Topaloğlu, kalıntıların pasta olduğu yolundaki iddiaları da uzman sıfatıyla (!) yorumlamış:
"Biri pastadır, biri akıllıdır, biri akılsızdır. Buna akıl erdiremeyeceğiz. Biz bir alemi yaşıyoruz, bu kadar alemin içinde başka bir alemin yok olduğunu söylemek büyük günah olur. Nerede ne var Allah'ın takdiridir. Burada varsa diğer yerlerde de vardır. Bundan 400 yıl önce Amerika kıtası keşfedilmemişti. Sonra orada büyük bir kıta buldular. Olaya böyle bakmalıyız. Yok demek egoistlik olur. Ben uzaylıları ti'ye almıyordum si'ye alıyordum. Yıllarca uzaylı var dedim ve sonunda haklı çıktım. O zamanlar bana çok inanmadılar, bir tarafa ittiler. Hatta o zamanlar 'Sürgündeyim, sürgün yedim' diye şarkı yaptım. 'Sürgündeyim, sürgün yedim. Bitmez dertlerim. Uzaklarda bir yerlerde yalnızlık benim kaderim' demiştim. Şimdi dediğime geldiler. Kimse kimseden korkmasın. Bize bir şey yapmıyorlarsa niye korkuyoruz ki? Onlar da canlı."
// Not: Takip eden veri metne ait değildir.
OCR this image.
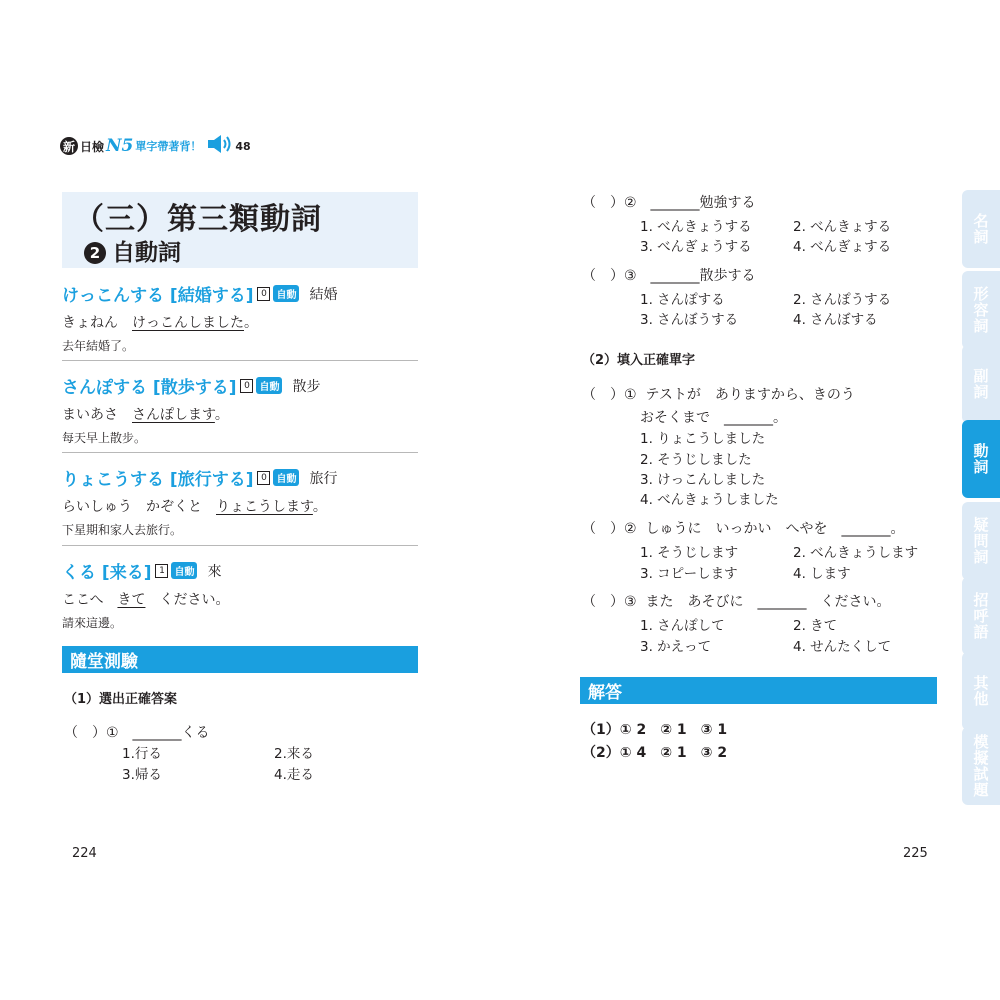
新 日檢 N5 單字帶著背！	48
（三）第三類動詞
2 自動詞
けっこんする [結婚する] 0 自動 結婚
きょねん　けっこんしました。
去年結婚了。
さんぽする [散歩する] 0 自動 散步
まいあさ　さんぽします。
每天早上散步。
りょこうする [旅行する] 0 自動 旅行
らいしゅう　かぞくと　りょこうします。
下星期和家人去旅行。
くる [来る] 1 自動 來
ここへ　きて　ください。
請來這邊。
隨堂測驗
（1）選出正確答案
（　）①　_______くる
1.行る	2.来る
3.帰る	4.走る
224
（　）②　_______勉強する
1. べんきょうする	2. べんきょする
3. べんぎょうする	4. べんぎょする
（　）③　_______散歩する
1. さんぽする	2. さんぽうする
3. さんぼうする	4. さんぼする
（2）填入正確單字
（　）①  テストが　ありますから、きのう
おそくまで　_______。
1. りょこうしました
2. そうじしました
3. けっこんしました
4. べんきょうしました
（　）②  しゅうに　いっかい　へやを　_______。
1. そうじします	2. べんきょうします
3. コピーします	4. します
（　）③  また　あそびに　_______　ください。
1. さんぽして	2. きて
3. かえって	4. せんたくして
解答
（1）① 2　② 1　③ 1
（2）① 4　② 1　③ 2
225
名詞
形容詞
副詞
動詞
疑問詞
招呼語
其他
模擬試題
Neyse ne... Elalem bu tür olaylarda NASA'ya, bilim adamlarına filan danışır. Uzaylılarla ilgili türkücüye danışılan tek ülke olmak da bize yakışır.
Dilan Polat kafa buluyor
Yani Elon Musk bile parasıyla insanları bu kadar konuşturmamıştı. Zenginliğini ve lüks yaşamını her gün insanların gözüne soktuğu için "görgüsüzlüğün iki ayaklı hali" diye anılan Polat, insanları çıldırtmaya yemin etmiş görünüyor.
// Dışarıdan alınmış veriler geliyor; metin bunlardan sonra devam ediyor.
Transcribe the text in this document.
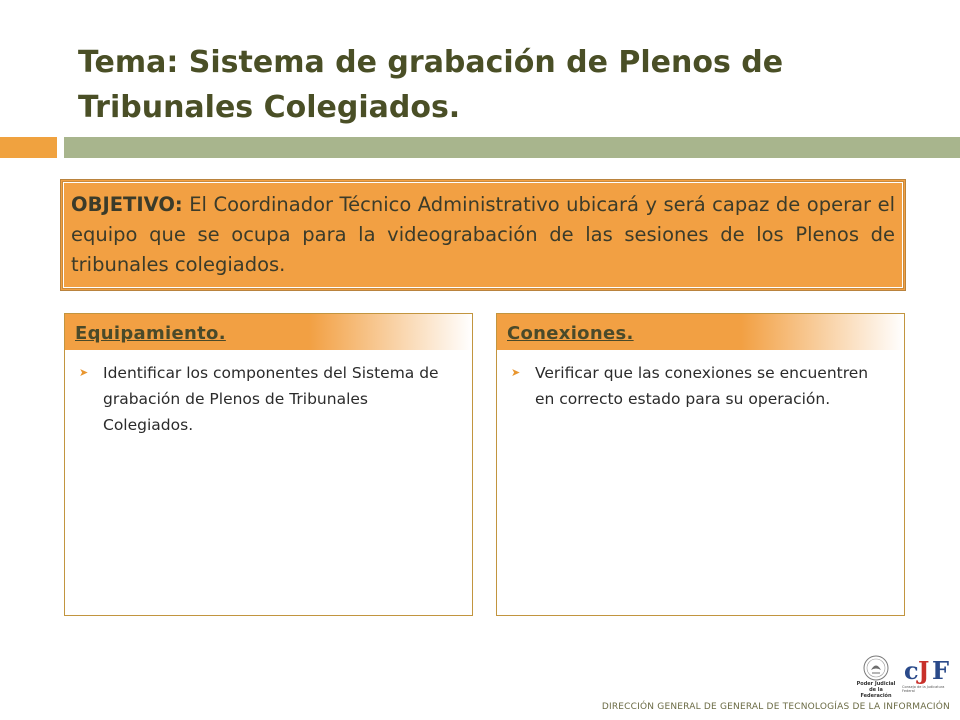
Tema: Sistema de grabación de Plenos de
Tribunales Colegiados.
OBJETIVO: El Coordinador Técnico Administrativo ubicará y será capaz de operar el equipo que se ocupa para la videograbación de las sesiones de los Plenos de tribunales colegiados.
Equipamiento.
➤ Identificar los componentes del Sistema de grabación de Plenos de Tribunales Colegiados.
Conexiones.
➤ Verificar que las conexiones se encuentren en correcto estado para su operación.
Poder Judicial
de la Federación
c J F
Consejo de la Judicatura Federal
DIRECCIÓN GENERAL DE GENERAL DE TECNOLOGÍAS DE LA INFORMACIÓN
Son olarak 2. Sayfa programına konuk olan Polat, üzerindeki kombinin 350 bin lira olduğunu, AVM'de günlük 750 bin lira harcadığını, sırf insanları delirtmek için altın tozu konulmuş kahve içtiğini, günde 1 milyon liralık yardım dağıttığını söylediği canlı yayında bir de kocasına yat sipariş etmesin mi? Hani neredeyse "Eve dönerken yat alır mısın kocacığım?" diyecek.
Dilan Polat belli ki züğürdün çenesini yormaktan ayrı bir keyif alıyor. Hatta bunu günlük egzersizleri arasına katmış. Millet gıcık oldukça, o kafa yapıyor.
Baksanıza, ben bile üç paragraf doldurdum...
Kutu kutu eşitlik
Finlandiya'da 1938 yılından beri süregelen ilginç geleneğe sosyal medyada gezinirken rastladım. Devlet, doğan her çocuğa hediye olarak bir kutu gönderiyormuş. Aynı zamanda yatak olarak da kullanılabilen kutuların içinde bebek bezinden zıbına, battaniyeden bebek bakımı kitabına kadar ebeveynlerin ihtiyaç duyabileceği her şey bulunuyormuş.
Aslında bu uygulama, savaş yıllarının yoklukla dolu günleri için düşünülmüş. Ancak ülkede refah düzeyi artsa da terk edilmemiş. Şimdilerde bu uygulamanın anlamı ülkede doğan her bebeğin en az bir geceliğine de olsa aynı şartlara sahip olmasını sağlamak. Yani fırsat eşitliği mesajı vermek. Öyle ki bu kutu 2016 yılında doğan oğlu için Cumhurbaşkanı Sauli Niinistö'ye bile gönderilmiş.
Demokrasi ve eşitliğin beşikten başlaması gerektiğine ne güzel bir örnek değil mi?
Gaf kürsüsü
Dünya şampiyonu güreşçimiz Buse Çavuşoğlu'nun haberi, Show Ana Haber'in "Dünyadan Kısa Kısa İlginç Haberler" bölümünde 4 saniye yayınlandı.
Zap'tiye
Galatasaray, Samsunspor maçına prostat hastalığına dikkat çekmek için "Haydi beyler kontrole" pankartıyla çıktı. Bundan daha isabetli bir mekan seçimi olamazdı. Zira on binlerce erkek o sırada sahaya odaklanmıştı.
Ne demiş?
"Patlatmadan once jandarmadan izun alun, hayin patlayi." (Rize'de şarküteri sahibi Recep Yazar'ın mısır paketlerinin üzerine iliştirdiği not)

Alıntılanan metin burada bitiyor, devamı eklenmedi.